You note that one of the most striking aspects of the Burundian epidemic in the mid-1980s and 1990s was its urban focus, but I’m surprised that you fail to note the very different focus in 1980-1, when there were unexpectedly high infection levels in Rumonge and Kihanga, which I believe would be defined as semi-urban and rural, respectively. I believe that without the OPV hypothesis, it is hard to explain why HIV-1 would have initially caused outbreaks in relatively isolated parts of Burundi such as these, whereas five years later it reached such remarkable concentrations in urban areas.

Finally, I do have a few questions for you, which I hope you will be kind enough to answer.

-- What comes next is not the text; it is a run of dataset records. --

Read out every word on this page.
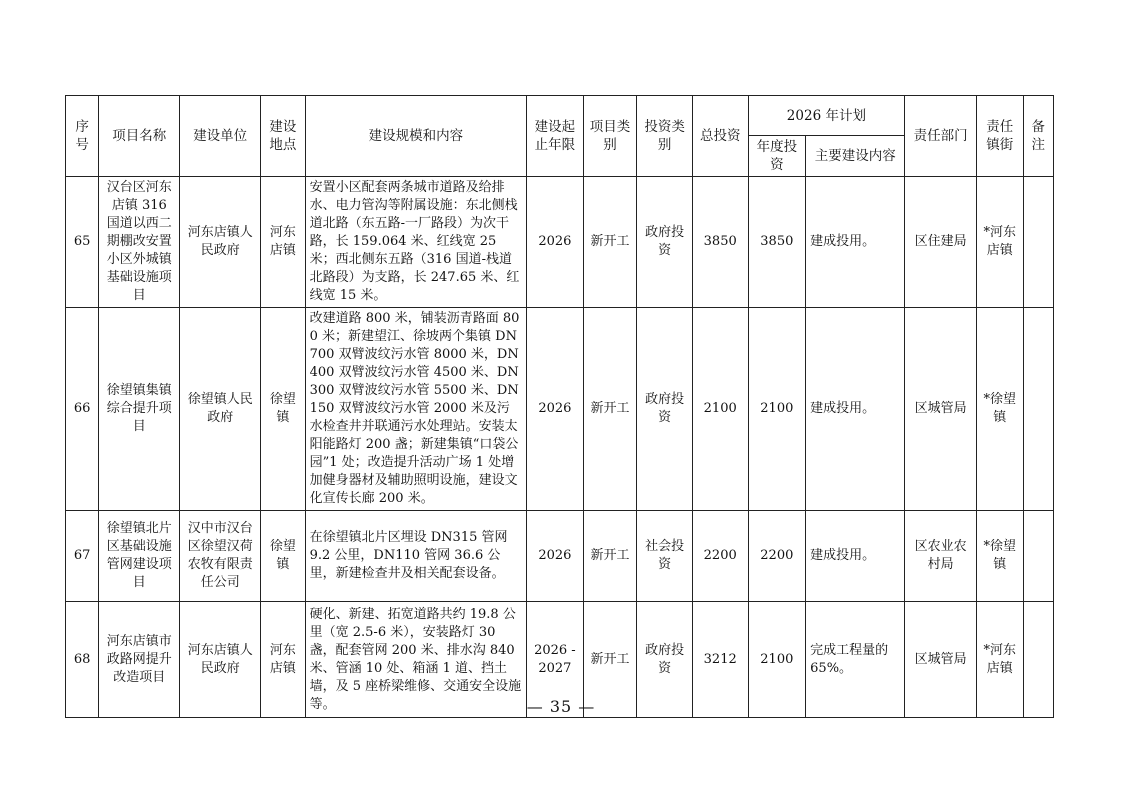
序号	项目名称	建设单位	建设地点	建设规模和内容	建设起止年限	项目类别	投资类别	总投资	2026 年计划		责任部门	责任镇街	备注
									年度投资	主要建设内容			
65	汉台区河东店镇 316 国道以西二期棚改安置小区外城镇基础设施项目	河东店镇人民政府	河东店镇	安置小区配套两条城市道路及给排水、电力管沟等附属设施：东北侧栈道北路（东五路-一厂路段）为次干路，长 159.064 米、红线宽 25 米；西北侧东五路（316 国道-栈道北路段）为支路，长 247.65 米、红线宽 15 米。	2026	新开工	政府投资	3850	3850	建成投用。	区住建局	*河东店镇	
66	徐望镇集镇综合提升项目	徐望镇人民政府	徐望镇	改建道路 800 米，铺装沥青路面 800 米；新建望江、徐坡两个集镇 DN700 双臂波纹污水管 8000 米，DN400 双臂波纹污水管 4500 米、DN300 双臂波纹污水管 5500 米、DN150 双臂波纹污水管 2000 米及污水检查井并联通污水处理站。安装太阳能路灯 200 盏；新建集镇“口袋公园”1 处；改造提升活动广场 1 处增加健身器材及辅助照明设施，建设文化宣传长廊 200 米。	2026	新开工	政府投资	2100	2100	建成投用。	区城管局	*徐望镇	
67	徐望镇北片区基础设施管网建设项目	汉中市汉台区徐望汉荷农牧有限责任公司	徐望镇	在徐望镇北片区埋设 DN315 管网 9.2 公里，DN110 管网 36.6 公里，新建检查井及相关配套设备。	2026	新开工	社会投资	2200	2200	建成投用。	区农业农村局	*徐望镇	
68	河东店镇市政路网提升改造项目	河东店镇人民政府	河东店镇	硬化、新建、拓宽道路共约 19.8 公里（宽 2.5-6 米），安装路灯 30 盏，配套管网 200 米、排水沟 840 米、管涵 10 处、箱涵 1 道、挡土墙，及 5 座桥梁维修、交通安全设施等。	2026 -2027	新开工	政府投资	3212	2100	完成工程量的 65%。	区城管局	*河东店镇	
— 35 —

1) On page 15, you write with respect to Cameroon: “Perhaps because it was probably a site of early HIV evolution, the disease there remained scattered, much as it had in the DR Congo until the later 1970s.” Later, on page 17, you write: “In Gabon and Cameroun, where the epidemic had begun later, there was more growth during the 1990s…” I am having some difficulty following your line of thinking here. If Cameroon was a site of early HIV evolution, then why would that lead to scattered cases and a later epidemic? In my Paul Sharp essay, mentioned above, I note that he argues that HIV evolved in south-eastern Cameroon, but that AIDS evolved in Kinshasa. But this would require the index case (or infectees therefrom) to move quickly to Kinshasa, and to start an epidemic there, but not in Cameroon. If HIV began evolving in Cameroon, as you suggest, then we should find some evidence in Cameroon of early HIV-1(M) and AIDS, and a huge range of subtypes and viral variants of HIV-1(M). In reality we get these things in the DRC, but not in Cameroon. At least, that’s how I view it. I’m clearly not following your thought processes here, so could you please explain further?

2) I’m intrigued that you focus on Cameroon as a probable site of early HIV evolution. Might I ask if you had any advance knowledge of the Paul Sharp/Beatrice Hahn announcement?

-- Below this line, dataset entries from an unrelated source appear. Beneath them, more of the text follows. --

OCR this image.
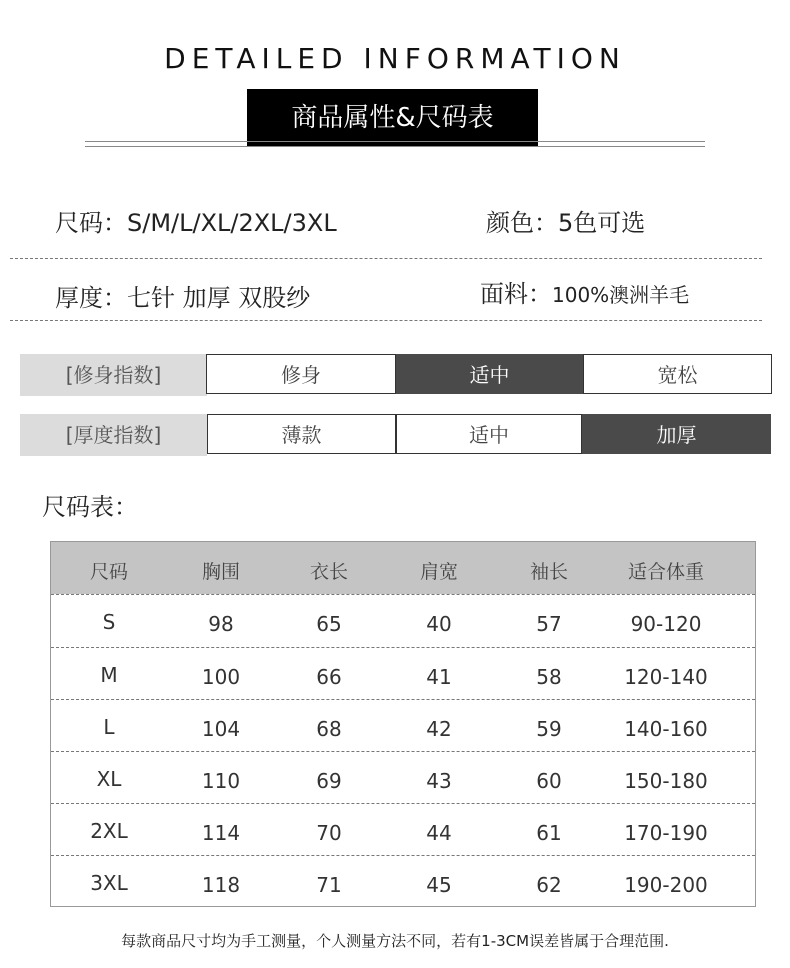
DETAILED INFORMATION
商品属性&尺码表
尺码：S/M/L/XL/2XL/3XL	颜色：5色可选
厚度：七针 加厚 双股纱	面料：100%澳洲羊毛
[修身指数]	修身	适中	宽松
[厚度指数]	薄款	适中	加厚
尺码表：
尺码	胸围	衣长	肩宽	袖长	适合体重
S	98	65	40	57	90-120
M	100	66	41	58	120-140
L	104	68	42	59	140-160
XL	110	69	43	60	150-180
2XL	114	70	44	61	170-190
3XL	118	71	45	62	190-200
每款商品尺寸均为手工测量，个人测量方法不同，若有1-3CM误差皆属于合理范围.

3) As a matter of interest, could I please know who your scientific advisers were, by which I mean people who gave you advice on the more scientific aspects of your work, and/or who read the manuscript to check for scientific accuracy?

In conclusion, I would like to state this. I really do admire your book (even if thus far I have read only the first half), which makes me all the more sad that it dismisses the OPV hypothesis so swiftly, and on what I believe to be inadequate grounds. I would like to invite you to read further from materials that I have published since The River (such as the essays on the aforementioned web-site), and I hope that after doing so, you might be prepared to reconsider your position with regard to the various origins theories. If you are willing to do this, then I would also hope that when your book is reprinted (as I’m sure it will be), you might consider making some adjustments to chapters 2, 3 and 4, so as to give a fairer crack of the whip to, and description of, the OPV hypothesis.

In any case, I look forward to hearing back from you, hopefully with some responses to my comments and to the specific questions at the end of this letter.